Wer an einer Coronavirus-Infektion stirbt, kann seinen Leichnam nicht mehr als Körperspender zur Verfügung stellen. Auch bei weiteren Faktoren lehnt das Institut für Klinische Anatomie der Universität Tübingen Körperspenden ab.

Tübingen - Wer an einer Coronavirus-Infektion stirbt, kann seinen Leichnam nicht mehr als Körperspender zur Verfügung stellen. Bei meldepflichtigen Infektionskrankheiten lehnt das Institut für Klinische Anatomie der Universität Tübingen Körperspenden ab, teilte Direktor Bernhard Hirt mit. Auch bei extremer Dickleibigkeit oder einer Tumorerkrankung mit vielen Metastasen kommt eine Spende nicht infrage.

4000 Menschen sind derzeit an der Tübinger Anatomie als Körperspender eingetragen. Das bedeutet, sie stellen ihren Körper nach ihrem Tod der Ausbildung von Medizinstudenten und Chirurgen zur Verfügung. Laut Hirt werden rund 80 Leichname pro Jahr für die sogenannten Präparationskurse benötigt.

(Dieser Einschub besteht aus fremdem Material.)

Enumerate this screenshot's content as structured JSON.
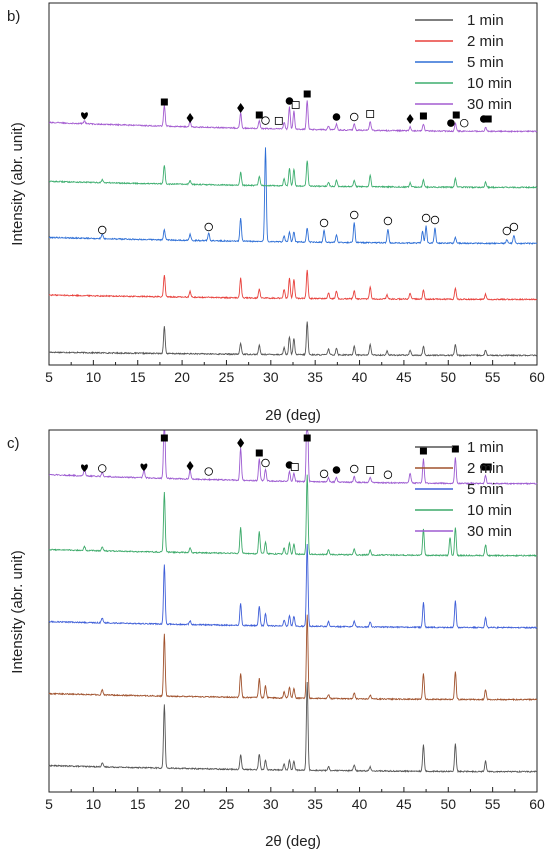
{
  "chart_data": [
    {
      "type": "line",
      "panel_label": "b)",
      "xlabel": "2θ (deg)",
      "ylabel": "Intensity (abr. unit)",
      "xlim": [
        5,
        60
      ],
      "x_ticks": [
        "5",
        "10",
        "15",
        "20",
        "25",
        "30",
        "35",
        "40",
        "45",
        "50",
        "55",
        "60"
      ],
      "stacked_offset": true,
      "legend_position": "top-right",
      "series": [
        {
          "name": "1 min",
          "color": "#555555",
          "offset": 0,
          "baseline_start": 0.16,
          "baseline_end": 0.03,
          "peaks": [
            [
              18.0,
              1.35
            ],
            [
              26.6,
              0.55
            ],
            [
              28.7,
              0.45
            ],
            [
              31.5,
              0.35
            ],
            [
              32.1,
              0.9
            ],
            [
              32.6,
              0.8
            ],
            [
              34.1,
              1.65
            ],
            [
              36.5,
              0.3
            ],
            [
              37.4,
              0.35
            ],
            [
              39.4,
              0.45
            ],
            [
              41.2,
              0.55
            ],
            [
              43.1,
              0.2
            ],
            [
              45.7,
              0.25
            ],
            [
              47.2,
              0.45
            ],
            [
              50.8,
              0.55
            ],
            [
              54.2,
              0.25
            ]
          ]
        },
        {
          "name": "2 min",
          "color": "#e8413c",
          "offset": 1,
          "baseline_start": 0.22,
          "baseline_end": 0.03,
          "peaks": [
            [
              18.0,
              1.1
            ],
            [
              20.9,
              0.3
            ],
            [
              26.6,
              1.0
            ],
            [
              28.7,
              0.45
            ],
            [
              31.5,
              0.45
            ],
            [
              32.1,
              1.0
            ],
            [
              32.6,
              0.95
            ],
            [
              34.1,
              1.45
            ],
            [
              36.5,
              0.3
            ],
            [
              37.4,
              0.4
            ],
            [
              39.4,
              0.4
            ],
            [
              41.2,
              0.6
            ],
            [
              43.1,
              0.2
            ],
            [
              45.7,
              0.3
            ],
            [
              47.2,
              0.45
            ],
            [
              50.8,
              0.55
            ],
            [
              54.2,
              0.25
            ]
          ]
        },
        {
          "name": "5 min",
          "color": "#2e6fd6",
          "offset": 2,
          "baseline_start": 0.3,
          "baseline_end": 0.03,
          "peaks": [
            [
              11.0,
              0.25
            ],
            [
              18.0,
              0.5
            ],
            [
              20.9,
              0.3
            ],
            [
              23.0,
              0.4
            ],
            [
              26.6,
              1.15
            ],
            [
              29.4,
              4.7
            ],
            [
              31.5,
              0.3
            ],
            [
              32.1,
              0.5
            ],
            [
              32.6,
              0.5
            ],
            [
              34.1,
              0.7
            ],
            [
              36.0,
              0.6
            ],
            [
              37.4,
              0.35
            ],
            [
              39.4,
              1.0
            ],
            [
              43.2,
              0.7
            ],
            [
              47.1,
              0.6
            ],
            [
              47.5,
              0.85
            ],
            [
              48.5,
              0.75
            ],
            [
              50.8,
              0.3
            ],
            [
              56.6,
              0.2
            ],
            [
              57.4,
              0.4
            ]
          ]
        },
        {
          "name": "10 min",
          "color": "#3dae6f",
          "offset": 3,
          "baseline_start": 0.3,
          "baseline_end": 0.03,
          "peaks": [
            [
              11.0,
              0.15
            ],
            [
              18.0,
              0.95
            ],
            [
              20.9,
              0.2
            ],
            [
              26.6,
              0.65
            ],
            [
              28.7,
              0.45
            ],
            [
              31.5,
              0.35
            ],
            [
              32.1,
              0.9
            ],
            [
              32.6,
              0.85
            ],
            [
              34.1,
              1.3
            ],
            [
              36.5,
              0.2
            ],
            [
              37.4,
              0.3
            ],
            [
              39.4,
              0.3
            ],
            [
              41.2,
              0.55
            ],
            [
              45.7,
              0.2
            ],
            [
              47.2,
              0.35
            ],
            [
              50.8,
              0.45
            ],
            [
              54.2,
              0.25
            ]
          ]
        },
        {
          "name": "30 min",
          "color": "#a35bd0",
          "offset": 4,
          "baseline_start": 0.45,
          "baseline_end": 0.03,
          "peaks": [
            [
              9.0,
              0.15
            ],
            [
              18.0,
              1.05
            ],
            [
              20.9,
              0.25
            ],
            [
              26.6,
              0.75
            ],
            [
              28.7,
              0.4
            ],
            [
              31.5,
              0.35
            ],
            [
              32.1,
              1.1
            ],
            [
              32.6,
              0.9
            ],
            [
              34.1,
              1.45
            ],
            [
              36.5,
              0.2
            ],
            [
              37.4,
              0.3
            ],
            [
              39.4,
              0.3
            ],
            [
              41.2,
              0.45
            ],
            [
              45.7,
              0.2
            ],
            [
              47.2,
              0.35
            ],
            [
              50.8,
              0.4
            ],
            [
              54.2,
              0.2
            ]
          ]
        }
      ],
      "markers": [
        {
          "x": 9.0,
          "series": 4,
          "symbol": "heart"
        },
        {
          "x": 18.0,
          "series": 4,
          "symbol": "square-filled"
        },
        {
          "x": 20.9,
          "series": 4,
          "symbol": "diamond"
        },
        {
          "x": 26.6,
          "series": 4,
          "symbol": "diamond"
        },
        {
          "x": 28.7,
          "series": 4,
          "symbol": "square-filled"
        },
        {
          "x": 29.4,
          "series": 4,
          "symbol": "circle-open"
        },
        {
          "x": 30.9,
          "series": 4,
          "symbol": "square-open"
        },
        {
          "x": 32.1,
          "series": 4,
          "symbol": "circle-filled"
        },
        {
          "x": 32.8,
          "series": 4,
          "symbol": "square-open"
        },
        {
          "x": 34.1,
          "series": 4,
          "symbol": "square-filled"
        },
        {
          "x": 37.4,
          "series": 4,
          "symbol": "circle-filled"
        },
        {
          "x": 39.4,
          "series": 4,
          "symbol": "circle-open"
        },
        {
          "x": 41.2,
          "series": 4,
          "symbol": "square-open"
        },
        {
          "x": 45.7,
          "series": 4,
          "symbol": "diamond"
        },
        {
          "x": 47.2,
          "series": 4,
          "symbol": "square-filled"
        },
        {
          "x": 50.3,
          "series": 4,
          "symbol": "circle-filled"
        },
        {
          "x": 50.9,
          "series": 4,
          "symbol": "square-filled"
        },
        {
          "x": 51.8,
          "series": 4,
          "symbol": "circle-open"
        },
        {
          "x": 54.0,
          "series": 4,
          "symbol": "circle-filled"
        },
        {
          "x": 54.5,
          "series": 4,
          "symbol": "square-filled"
        },
        {
          "x": 11.0,
          "series": 2,
          "symbol": "circle-open"
        },
        {
          "x": 23.0,
          "series": 2,
          "symbol": "circle-open"
        },
        {
          "x": 36.0,
          "series": 2,
          "symbol": "circle-open"
        },
        {
          "x": 39.4,
          "series": 2,
          "symbol": "circle-open"
        },
        {
          "x": 43.2,
          "series": 2,
          "symbol": "circle-open"
        },
        {
          "x": 47.5,
          "series": 2,
          "symbol": "circle-open"
        },
        {
          "x": 48.5,
          "series": 2,
          "symbol": "circle-open"
        },
        {
          "x": 56.6,
          "series": 2,
          "symbol": "circle-open"
        },
        {
          "x": 57.4,
          "series": 2,
          "symbol": "circle-open"
        }
      ]
    },
    {
      "type": "line",
      "panel_label": "c)",
      "xlabel": "2θ (deg)",
      "ylabel": "Intensity (abr. unit)",
      "xlim": [
        5,
        60
      ],
      "x_ticks": [
        "5",
        "10",
        "15",
        "20",
        "25",
        "30",
        "35",
        "40",
        "45",
        "50",
        "55",
        "60"
      ],
      "stacked_offset": true,
      "legend_position": "top-right",
      "series": [
        {
          "name": "1 min",
          "color": "#555555",
          "offset": 0,
          "baseline_start": 0.3,
          "baseline_end": 0.02,
          "peaks": [
            [
              11.0,
              0.2
            ],
            [
              18.0,
              3.2
            ],
            [
              26.6,
              0.75
            ],
            [
              28.7,
              0.8
            ],
            [
              29.4,
              0.5
            ],
            [
              31.5,
              0.3
            ],
            [
              32.1,
              0.5
            ],
            [
              32.6,
              0.45
            ],
            [
              34.1,
              4.4
            ],
            [
              36.5,
              0.2
            ],
            [
              39.4,
              0.3
            ],
            [
              41.2,
              0.2
            ],
            [
              47.2,
              1.35
            ],
            [
              50.8,
              1.4
            ],
            [
              54.2,
              0.55
            ]
          ]
        },
        {
          "name": "2 min",
          "color": "#a0522d",
          "offset": 1,
          "baseline_start": 0.3,
          "baseline_end": 0.02,
          "peaks": [
            [
              11.0,
              0.25
            ],
            [
              18.0,
              3.1
            ],
            [
              26.6,
              1.2
            ],
            [
              28.7,
              0.95
            ],
            [
              29.4,
              0.6
            ],
            [
              31.5,
              0.3
            ],
            [
              32.1,
              0.55
            ],
            [
              32.6,
              0.5
            ],
            [
              34.1,
              4.2
            ],
            [
              36.5,
              0.2
            ],
            [
              39.4,
              0.3
            ],
            [
              41.2,
              0.2
            ],
            [
              47.2,
              1.3
            ],
            [
              50.8,
              1.4
            ],
            [
              54.2,
              0.5
            ]
          ]
        },
        {
          "name": "5 min",
          "color": "#3f5fd8",
          "offset": 2,
          "baseline_start": 0.3,
          "baseline_end": 0.02,
          "peaks": [
            [
              11.0,
              0.25
            ],
            [
              18.0,
              3.0
            ],
            [
              20.9,
              0.2
            ],
            [
              26.6,
              1.1
            ],
            [
              28.7,
              0.95
            ],
            [
              29.4,
              0.6
            ],
            [
              31.5,
              0.3
            ],
            [
              32.1,
              0.55
            ],
            [
              32.6,
              0.5
            ],
            [
              34.1,
              4.1
            ],
            [
              36.5,
              0.25
            ],
            [
              39.4,
              0.3
            ],
            [
              41.2,
              0.25
            ],
            [
              47.2,
              1.25
            ],
            [
              50.8,
              1.35
            ],
            [
              54.2,
              0.5
            ]
          ]
        },
        {
          "name": "10 min",
          "color": "#3daa6a",
          "offset": 3,
          "baseline_start": 0.3,
          "baseline_end": 0.02,
          "peaks": [
            [
              9.0,
              0.2
            ],
            [
              11.0,
              0.2
            ],
            [
              18.0,
              3.0
            ],
            [
              20.9,
              0.25
            ],
            [
              26.6,
              1.3
            ],
            [
              28.7,
              1.1
            ],
            [
              29.4,
              0.6
            ],
            [
              31.5,
              0.3
            ],
            [
              32.1,
              0.55
            ],
            [
              32.6,
              0.5
            ],
            [
              34.1,
              4.0
            ],
            [
              36.5,
              0.25
            ],
            [
              39.4,
              0.3
            ],
            [
              41.2,
              0.25
            ],
            [
              47.2,
              1.3
            ],
            [
              50.2,
              0.9
            ],
            [
              50.8,
              1.4
            ],
            [
              54.2,
              0.55
            ]
          ]
        },
        {
          "name": "30 min",
          "color": "#9d5cd1",
          "offset": 4,
          "baseline_start": 0.45,
          "baseline_end": 0.02,
          "peaks": [
            [
              9.0,
              0.35
            ],
            [
              11.0,
              0.2
            ],
            [
              15.7,
              0.4
            ],
            [
              18.0,
              3.3
            ],
            [
              20.9,
              0.45
            ],
            [
              26.6,
              1.6
            ],
            [
              28.7,
              1.1
            ],
            [
              29.4,
              0.6
            ],
            [
              32.1,
              0.5
            ],
            [
              32.6,
              0.4
            ],
            [
              34.1,
              4.5
            ],
            [
              36.5,
              0.2
            ],
            [
              37.4,
              0.25
            ],
            [
              39.4,
              0.3
            ],
            [
              41.2,
              0.25
            ],
            [
              45.7,
              0.5
            ],
            [
              47.2,
              1.2
            ],
            [
              50.8,
              1.3
            ],
            [
              54.2,
              0.4
            ]
          ]
        }
      ],
      "markers": [
        {
          "x": 9.0,
          "series": 4,
          "symbol": "heart"
        },
        {
          "x": 11.0,
          "series": 4,
          "symbol": "circle-open"
        },
        {
          "x": 15.7,
          "series": 4,
          "symbol": "heart"
        },
        {
          "x": 18.0,
          "series": 4,
          "symbol": "square-filled"
        },
        {
          "x": 20.9,
          "series": 4,
          "symbol": "diamond"
        },
        {
          "x": 23.0,
          "series": 4,
          "symbol": "circle-open"
        },
        {
          "x": 26.6,
          "series": 4,
          "symbol": "diamond"
        },
        {
          "x": 28.7,
          "series": 4,
          "symbol": "square-filled"
        },
        {
          "x": 29.4,
          "series": 4,
          "symbol": "circle-open"
        },
        {
          "x": 32.1,
          "series": 4,
          "symbol": "circle-filled"
        },
        {
          "x": 32.7,
          "series": 4,
          "symbol": "square-open"
        },
        {
          "x": 34.1,
          "series": 4,
          "symbol": "square-filled"
        },
        {
          "x": 36.0,
          "series": 4,
          "symbol": "circle-open"
        },
        {
          "x": 37.4,
          "series": 4,
          "symbol": "circle-filled"
        },
        {
          "x": 39.4,
          "series": 4,
          "symbol": "circle-open"
        },
        {
          "x": 41.2,
          "series": 4,
          "symbol": "square-open"
        },
        {
          "x": 43.2,
          "series": 4,
          "symbol": "circle-open"
        },
        {
          "x": 47.2,
          "series": 4,
          "symbol": "square-filled"
        },
        {
          "x": 50.8,
          "series": 4,
          "symbol": "square-filled"
        },
        {
          "x": 54.0,
          "series": 4,
          "symbol": "circle-filled"
        },
        {
          "x": 54.5,
          "series": 4,
          "symbol": "square-filled"
        }
      ]
    }
  ]
}
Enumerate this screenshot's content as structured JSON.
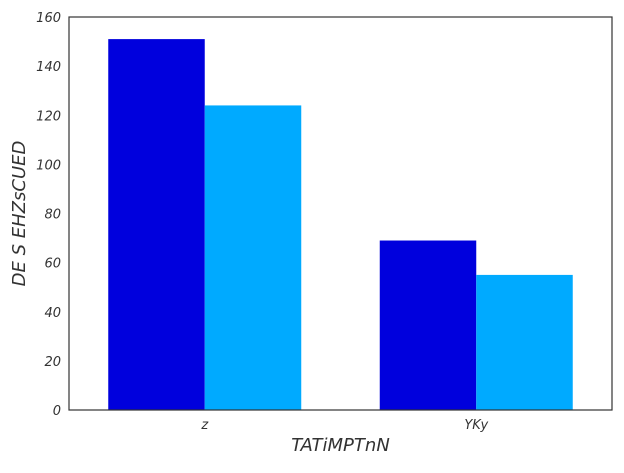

In den Kursen nehmen Medizinstudenten eine Zergliederung des Körpers vor - bis sie jedes Organ, jeden Muskel und jede Arterie einmal in den Händen gehalten haben. Ziel ist laut Hirt, realitätsnahe Bedingungen wie in einer Operation zu schaffen. Körperspenden sind an vielen Universitäten mit Medizinischer Fakultät möglich - in Baden-Württemberg auch in Freiburg und Ulm. Die Universität Heidelberg schließt nach eigenen Angaben wohl erst wieder ab 2021 neue Körpervermächtnisse ab.